Mecanisticamente, o encurtamento telomérico atua na regulação e proteção do DNA, ativando p53 e p21, enzimas inerentes da modulação de quinases e fases do ciclo celular.
DNA mitocondrial
Esta porção de DNA representa apenas 1 % do total, expressando aproximadamente 13 proteínas (citocromos, ubiquinonas, ATP sintases), um terço das quais representada pela NADH-Q-redutase da cadeia transportadora de elétrons. Assim, é no mínimo curioso se observar que morte celular encontra-se intrinsecamente ligada à produção de ATP, fato observado com intensidade na morte celular programada, ou apoptose.
Radicais livres
A geração descontrolada de ânion superóxido (superóxido dismutase), radicais hidroxila e peróxidos (glutationa peroxidase), bem como óxido nítrico e peroxinitrito, está intimamente relacionada à morte tecidual, os dois últimos ao infarto, angina e derrame.
Apoptose
Também conhecida por morte celular programada, a apoptose ocorre comumente na embriogênese, desenvolvimento do SNC, renovação celular, lactação, ovulação e sinapses elétricas, dentre outros. Durante o fenômeno apoptótico a célula sofre encolhimento e perda de água, compactactação e invaginação citoplasmática, caracterizando grupos celulares em forma de esponja.
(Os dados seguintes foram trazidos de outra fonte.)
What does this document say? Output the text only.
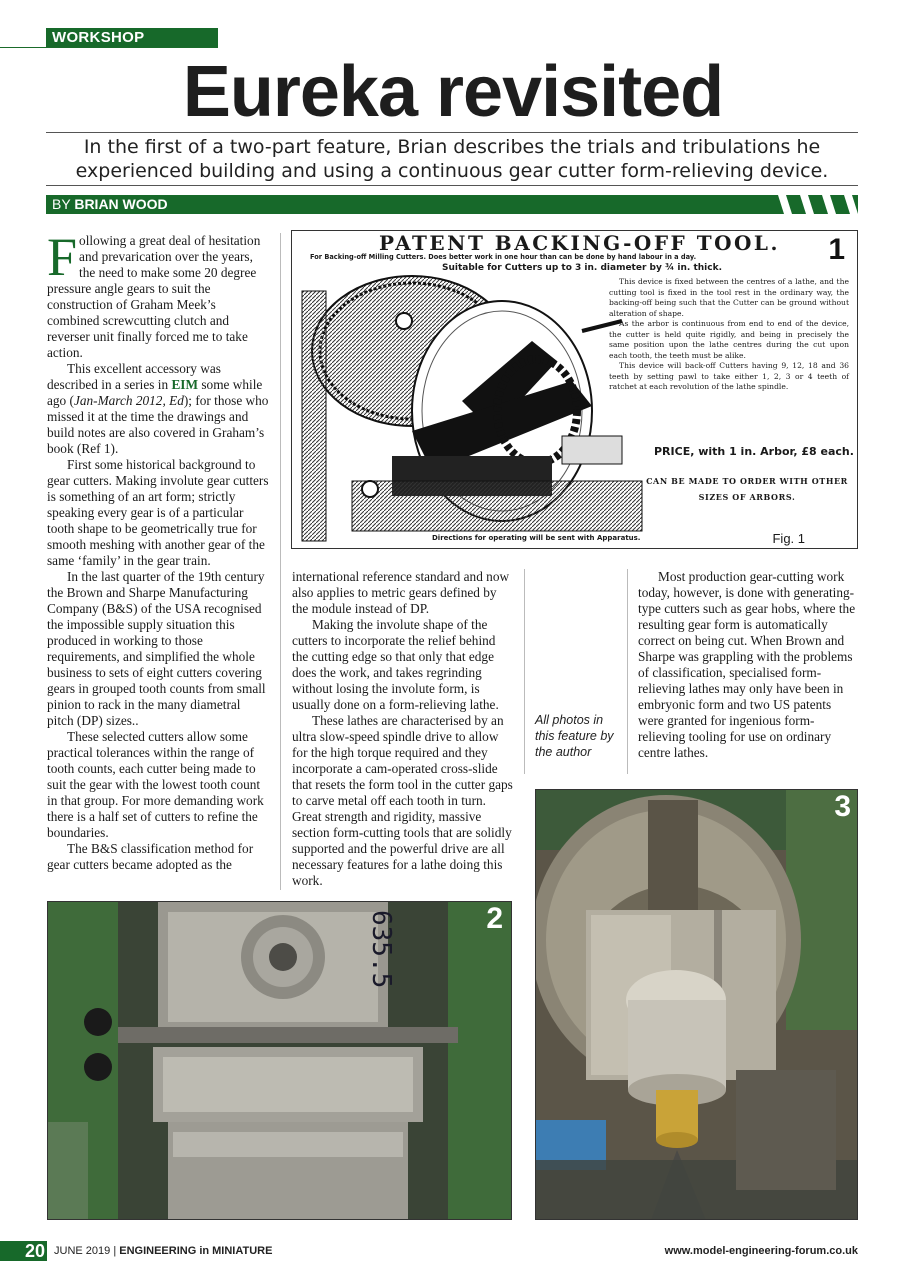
WORKSHOP
Eureka revisited

In the first of a two-part feature, Brian describes the trials and tribulations he experienced building and using a continuous gear cutter form-relieving device.

BY BRIAN WOOD

Following a great deal of hesitation and prevarication over the years, the need to make some 20 degree pressure angle gears to suit the construction of Graham Meek’s combined screwcutting clutch and reverser unit finally forced me to take action.

This excellent accessory was described in a series in EIM some while ago (Jan-March 2012, Ed); for those who missed it at the time the drawings and build notes are also covered in Graham’s book (Ref 1).

First some historical background to gear cutters. Making involute gear cutters is something of an art form; strictly speaking every gear is of a particular tooth shape to be geometrically true for smooth meshing with another gear of the same ‘family’ in the gear train.

In the last quarter of the 19th century the Brown and Sharpe Manufacturing Company (B&S) of the USA recognised the impossible supply situation this produced in working to those requirements, and simplified the whole business to sets of eight cutters covering gears in grouped tooth counts from small pinion to rack in the many diametral pitch (DP) sizes..

These selected cutters allow some practical tolerances within the range of tooth counts, each cutter being made to suit the gear with the lowest tooth count in that group. For more demanding work there is a half set of cutters to refine the boundaries.

The B&S classification method for gear cutters became adopted as the

PATENT BACKING-OFF TOOL.
For Backing-off Milling Cutters. Does better work in one hour than can be done by hand labour in a day.
Suitable for Cutters up to 3 in. diameter by ¾ in. thick.

This device is fixed between the centres of a lathe, and the cutting tool is fixed in the tool rest in the ordinary way, the backing-off being such that the Cutter can be ground without alteration of shape.

As the arbor is continuous from end to end of the device, the cutter is held quite rigidly, and being in precisely the same position upon the lathe centres during the cut upon each tooth, the teeth must be alike.

This device will back-off Cutters having 9, 12, 18 and 36 teeth by setting pawl to take either 1, 2, 3 or 4 teeth of ratchet at each revolution of the lathe spindle.

PRICE, with 1 in. Arbor, £8 each.
CAN BE MADE TO ORDER WITH OTHER SIZES OF ARBORS.
Directions for operating will be sent with Apparatus.	Fig. 1
1

international reference standard and now also applies to metric gears defined by the module instead of DP.

Making the involute shape of the cutters to incorporate the relief behind the cutting edge so that only that edge does the work, and takes regrinding without losing the involute form, is usually done on a form-relieving lathe.

These lathes are characterised by an ultra slow-speed spindle drive to allow for the high torque required and they incorporate a cam-operated cross-slide that resets the form tool in the cutter gaps to carve metal off each tooth in turn. Great strength and rigidity, massive section form-cutting tools that are solidly supported and the powerful drive are all necessary features for a lathe doing this work.

All photos in this feature by the author

Most production gear-cutting work today, however, is done with generating-type cutters such as gear hobs, where the resulting gear form is automatically correct on being cut. When Brown and Sharpe was grappling with the problems of classification, specialised form-relieving lathes may only have been in embryonic form and two US patents were granted for ingenious form-relieving tooling for use on ordinary centre lathes.

3
635.5	2
20 JUNE 2019 | ENGINEERING in MINIATURE	www.model-engineering-forum.co.uk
Difere da necrose pela conservação da estrutura e função mitocondrial, um indicativo de que a apoptose requer a vida promovida pelo ATP. A bioquímica complexa da apoptose culmina na fragmentação ostensiva de DNA (50-300 pares de bases) e fagocitose dos produtos, essa modulada pela redução de ácido siálico de glicoproteínas, interação com fosfatidil serina e secreção de trombospondina.
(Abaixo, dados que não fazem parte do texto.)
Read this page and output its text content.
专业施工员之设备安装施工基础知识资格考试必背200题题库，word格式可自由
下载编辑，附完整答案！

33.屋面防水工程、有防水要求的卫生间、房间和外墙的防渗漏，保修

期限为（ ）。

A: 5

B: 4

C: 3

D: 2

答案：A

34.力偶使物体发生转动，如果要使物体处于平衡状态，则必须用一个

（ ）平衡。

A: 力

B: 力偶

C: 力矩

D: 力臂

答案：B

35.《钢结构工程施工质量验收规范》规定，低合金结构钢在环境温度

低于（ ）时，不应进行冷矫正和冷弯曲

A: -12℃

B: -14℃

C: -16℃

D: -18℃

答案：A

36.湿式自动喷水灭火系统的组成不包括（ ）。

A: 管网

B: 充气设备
A apoptose é marcada pelo mecanismo bélico mediado por caspases, enzimas proteolíticas que atuam sobre resíduos de aspartato. Sua ação integra a clivagem, o desligamento à células vizinhas, a reorganização do citoesqueleto, a paralisação da replicação e reparo celulares, a destruição do DNA, o rompimento da estrutura nuclear, e a indução da fagocitose por marcadores bioquímicos. Caspases possuem um curioso domínio polipeptídico denominado “domínio da morte” (DD) que, quando ativados, desencadeiam uma operação em cascata que envolve agregação protéica, oligomerização de pró-caspases, formação do apoptossomo e morte celular.
Alterações bioquímicas
No processo de envelhecimento, a função glandular e tecidual como um todo se deteriora ao longo do tempo, ocasionando uma hipofunção progressiva em orgãos e sistemas. Dessa forma o idoso pode vir a apresentar distúrbio gastrintestinal, doença tireoideana (hipo ou hipertireoidismo), diabetes, doença renal, hipofisária (microadenoma e necrose focal), óssea (osteoporose, doença de Paget, deficiência de vitamina D – osteomalácia, e de PTH) e/ou gonádica (menopausa).
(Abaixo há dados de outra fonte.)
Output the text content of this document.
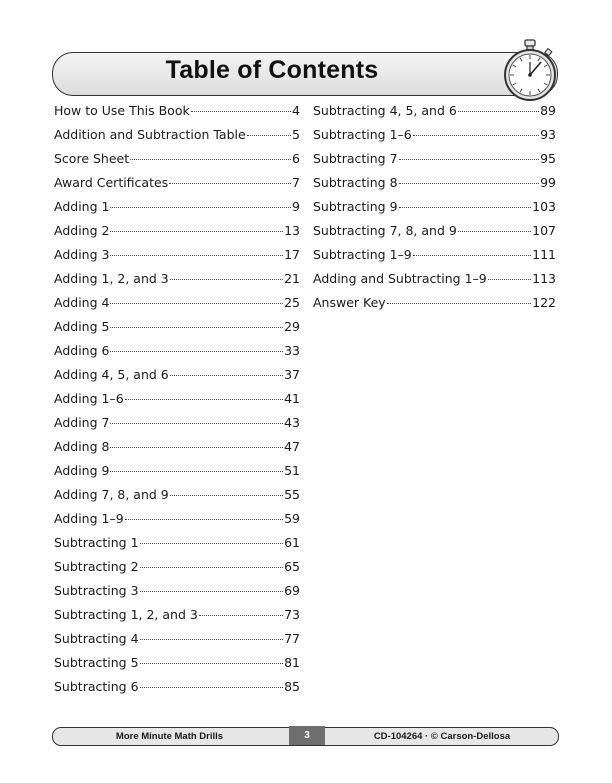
Table of Contents
How to Use This Book	4
Addition and Subtraction Table	5
Score Sheet	6
Award Certificates	7
Adding 1	9
Adding 2	13
Adding 3	17
Adding 1, 2, and 3	21
Adding 4	25
Adding 5	29
Adding 6	33
Adding 4, 5, and 6	37
Adding 1–6	41
Adding 7	43
Adding 8	47
Adding 9	51
Adding 7, 8, and 9	55
Adding 1–9	59
Subtracting 1	61
Subtracting 2	65
Subtracting 3	69
Subtracting 1, 2, and 3	73
Subtracting 4	77
Subtracting 5	81
Subtracting 6	85
Subtracting 4, 5, and 6	89
Subtracting 1–6	93
Subtracting 7	95
Subtracting 8	99
Subtracting 9	103
Subtracting 7, 8, and 9	107
Subtracting 1–9	111
Adding and Subtracting 1–9	113
Answer Key	122
More Minute Math Drills	3	CD-104264 · © Carson-Dellosa
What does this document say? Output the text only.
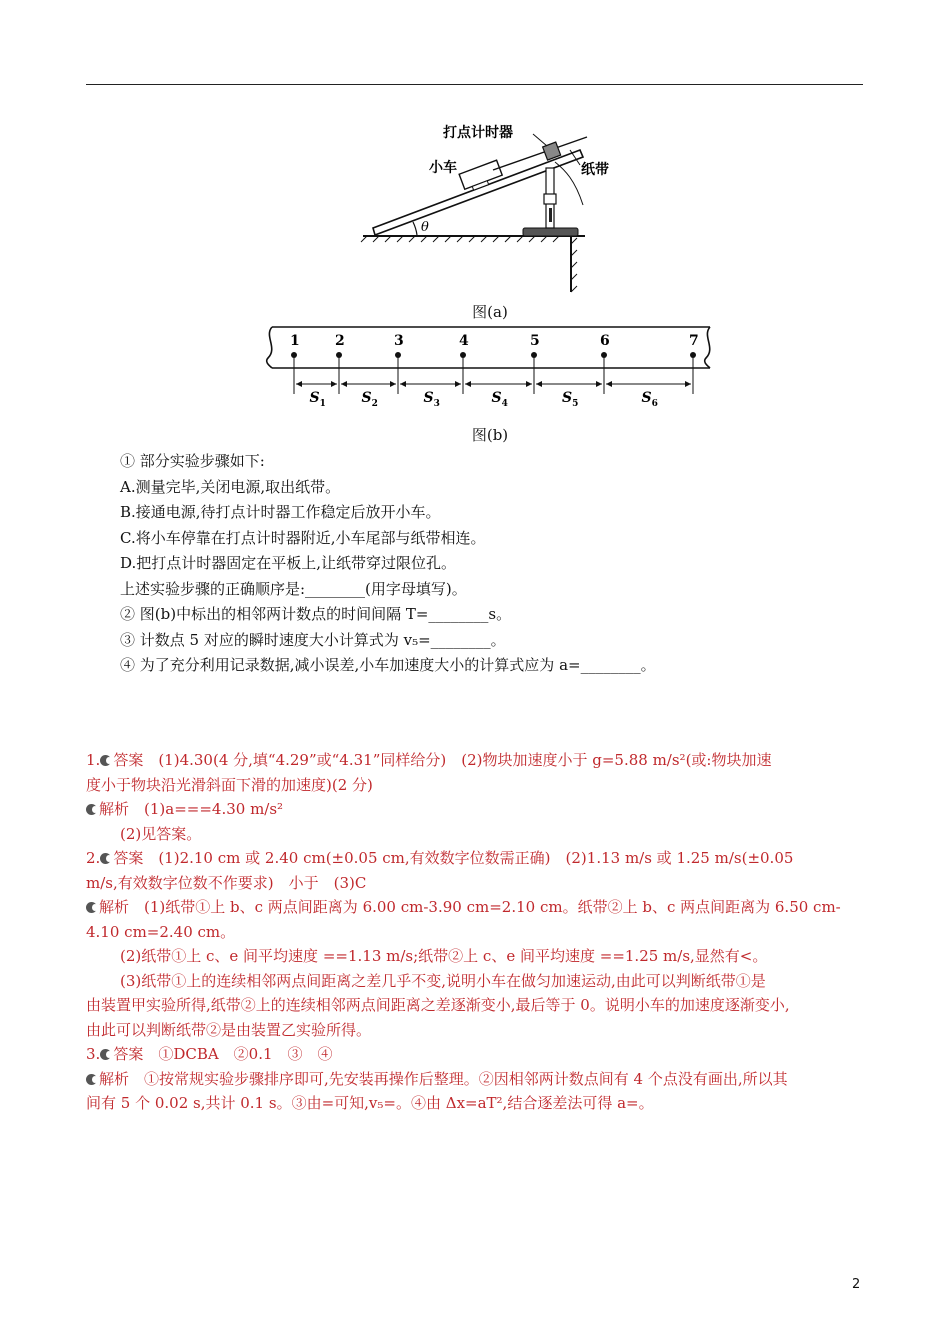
θ
打点计时器
小车	纸带
图(a)
1	2	3	4	5	6	7
$S_1$	$S_2$	$S_3$	$S_4$	$S_5$	$S_6$
图(b)
① 部分实验步骤如下:
A.测量完毕,关闭电源,取出纸带。
B.接通电源,待打点计时器工作稳定后放开小车。
C.将小车停靠在打点计时器附近,小车尾部与纸带相连。
D.把打点计时器固定在平板上,让纸带穿过限位孔。
上述实验步骤的正确顺序是:________(用字母填写)。
② 图(b)中标出的相邻两计数点的时间间隔 T=________s。
③ 计数点 5 对应的瞬时速度大小计算式为 v₅=________。
④ 为了充分利用记录数据,减小误差,小车加速度大小的计算式应为 a=________。
1. 答案　(1)4.30(4 分,填“4.29”或“4.31”同样给分)　(2)物块加速度小于 g=5.88 m/s²(或:物块加速
度小于物块沿光滑斜面下滑的加速度)(2 分)
解析　(1)a===4.30 m/s²
(2)见答案。
2. 答案　(1)2.10 cm 或 2.40 cm(±0.05 cm,有效数字位数需正确)　(2)1.13 m/s 或 1.25 m/s(±0.05
m/s,有效数字位数不作要求)　小于　(3)C
解析　(1)纸带①上 b、c 两点间距离为 6.00 cm-3.90 cm=2.10 cm。纸带②上 b、c 两点间距离为 6.50 cm-
4.10 cm=2.40 cm。
(2)纸带①上 c、e 间平均速度 ==1.13 m/s;纸带②上 c、e 间平均速度 ==1.25 m/s,显然有<。
(3)纸带①上的连续相邻两点间距离之差几乎不变,说明小车在做匀加速运动,由此可以判断纸带①是
由装置甲实验所得,纸带②上的连续相邻两点间距离之差逐渐变小,最后等于 0。说明小车的加速度逐渐变小,
由此可以判断纸带②是由装置乙实验所得。
3. 答案　①DCBA　②0.1　③　④
解析　①按常规实验步骤排序即可,先安装再操作后整理。②因相邻两计数点间有 4 个点没有画出,所以其
间有 5 个 0.02 s,共计 0.1 s。③由=可知,v₅=。④由 Δx=aT²,结合逐差法可得 a=。
2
Alguns sintomas, como a hipotermia que pode acompanhar o idoso, pode figurar como produto de mais de uma hipofunção, como hipotireoidismo, hipopituitarismo e hipoadrenalismo. Complementarmente, o uso de fármacos de controle funcional nesta faixa etária pode vir a agravar sintomas paralelos de outras deficiências.
No idoso ocorre um aumento significativo dos constituintes plasmáticos, como a redução de estrogênios a um nível de 70 % até os 60 anos de idade, acompanhada por aumento significativo nos níveis de colestero (diferença de até 35 mg/dL entre homens e mulheres, na faixa de 60-69 anos). A capacidade renal de concentração torna-se reduzida, elevando-se os teores de uréia e a excreção urinária de proteínas. Reduções são observadas com T3 (até 40 %), PTH, testosterona, e aldosterona (até 50 %). Outros analitos, como cortisol e T4, por exemplo, podem não alterar sua concentração sanguínea, à despeito de uma secreção reduzida verificada.